Is the optimizer on CUDA?

FlorentMeyer · September 3, 2020, 1:06pm

Hey!

I just have a quick question.
I got a bit confused after having read this thread:

It’s quite old now and I saw things change quickly here!
My question is (I didn’t really find much about it on the forum or the doc): does the optimizer have to be set onto CUDA?
I know you must set the model onto CUDA before calling the optimizer (therefore its state_dict is put onto CUDA I guess), and set the inputs onto CUDA too. But what about the optimizer? It does have a state_dict but I found nothing except the linked example about it.

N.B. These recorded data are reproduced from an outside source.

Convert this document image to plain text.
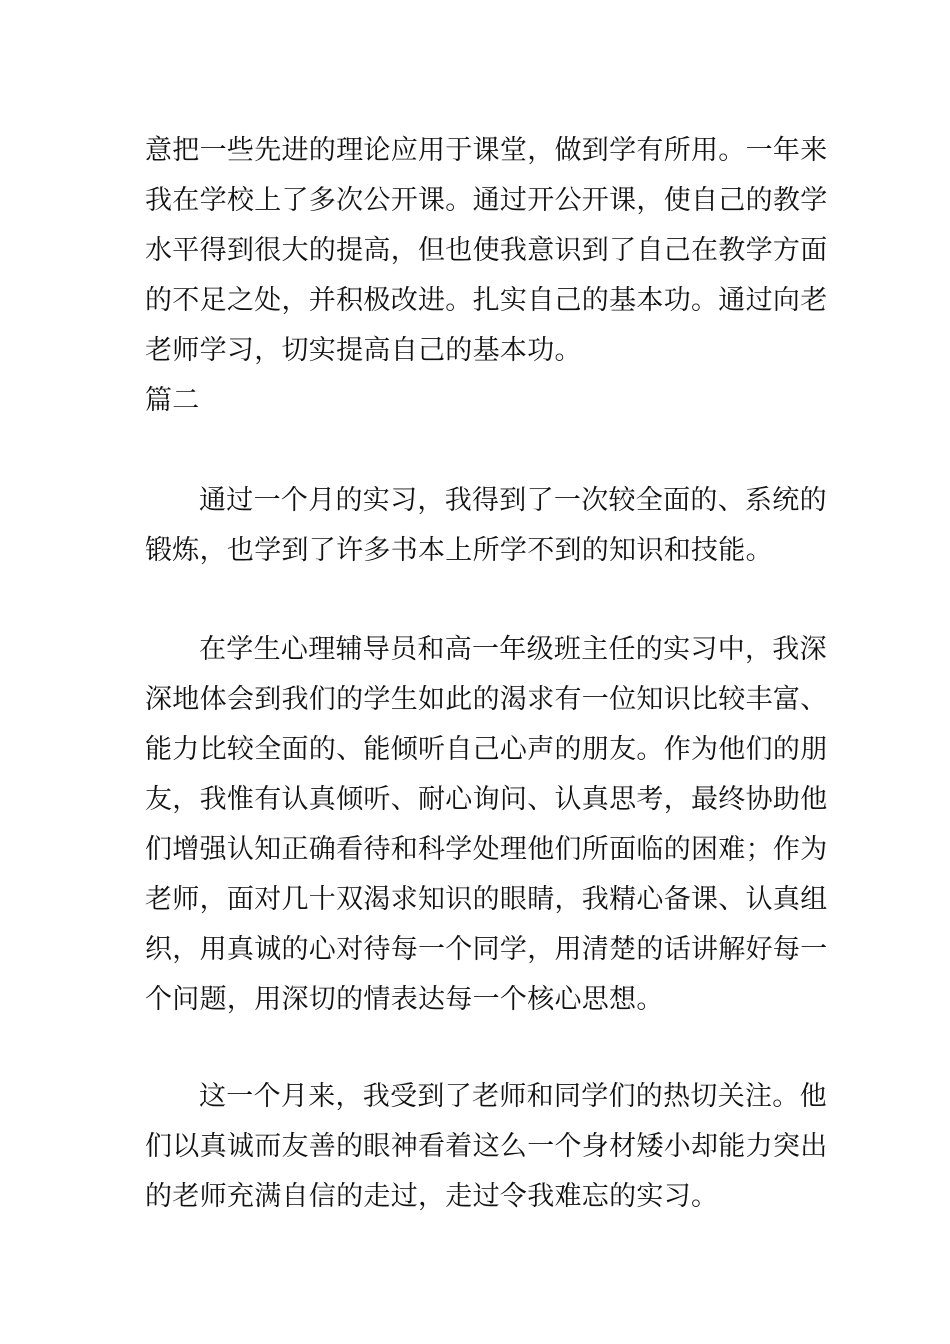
意把一些先进的理论应用于课堂，做到学有所用。一年来
我在学校上了多次公开课。通过开公开课，使自己的教学
水平得到很大的提高，但也使我意识到了自己在教学方面
的不足之处，并积极改进。扎实自己的基本功。通过向老
老师学习，切实提高自己的基本功。
篇二
通过一个月的实习，我得到了一次较全面的、系统的
锻炼，也学到了许多书本上所学不到的知识和技能。
在学生心理辅导员和高一年级班主任的实习中，我深
深地体会到我们的学生如此的渴求有一位知识比较丰富、
能力比较全面的、能倾听自己心声的朋友。作为他们的朋
友，我惟有认真倾听、耐心询问、认真思考，最终协助他
们增强认知正确看待和科学处理他们所面临的困难；作为
老师，面对几十双渴求知识的眼睛，我精心备课、认真组
织，用真诚的心对待每一个同学，用清楚的话讲解好每一
个问题，用深切的情表达每一个核心思想。
这一个月来，我受到了老师和同学们的热切关注。他
们以真诚而友善的眼神看着这么一个身材矮小却能力突出
的老师充满自信的走过，走过令我难忘的实习。
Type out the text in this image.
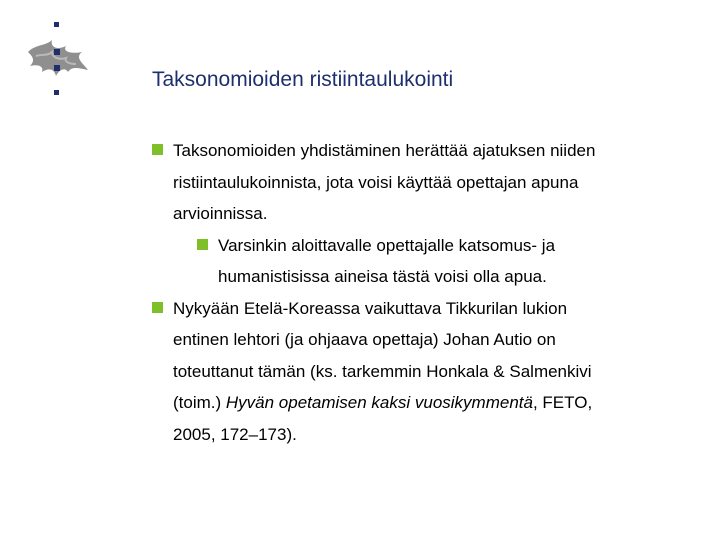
Taksonomioiden ristiintaulukointi
Taksonomioiden yhdistäminen herättää ajatuksen niiden
ristiintaulukoinnista, jota voisi käyttää opettajan apuna
arvioinnissa.
Varsinkin aloittavalle opettajalle katsomus- ja
humanistisissa aineisa tästä voisi olla apua.
Nykyään Etelä-Koreassa vaikuttava Tikkurilan lukion
entinen lehtori (ja ohjaava opettaja) Johan Autio on
toteuttanut tämän (ks. tarkemmin Honkala & Salmenkivi
(toim.) Hyvän opetamisen kaksi vuosikymmentä, FETO,
2005, 172–173).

Does it mean optimization computations are always performed on the GPU (or maybe CPU)? Are the optimizer.state.values the same as its state_dict?

I’m quite curious so if someone knows what determines the device used for computations… I know that model.cuda() sets the optimizable parameters onto CUDA and it just works, but what if I tried to put half the layers’ parameters on CUDA and half on CPU? Where would the computations then happen?

Bonus question: according to this other thread it looks like constructing the optimizer before model.cuda() works just fine except for optimizers that use a “buffer” (dunno what this buffer is) which makes me think the optimizer “lives his own life” no matter the place the model is stored into…

Thanks in advance,
Regards,
Florent

FlorentMeyer · October 4, 2020, 7:48pm

Please allow me to re-up this question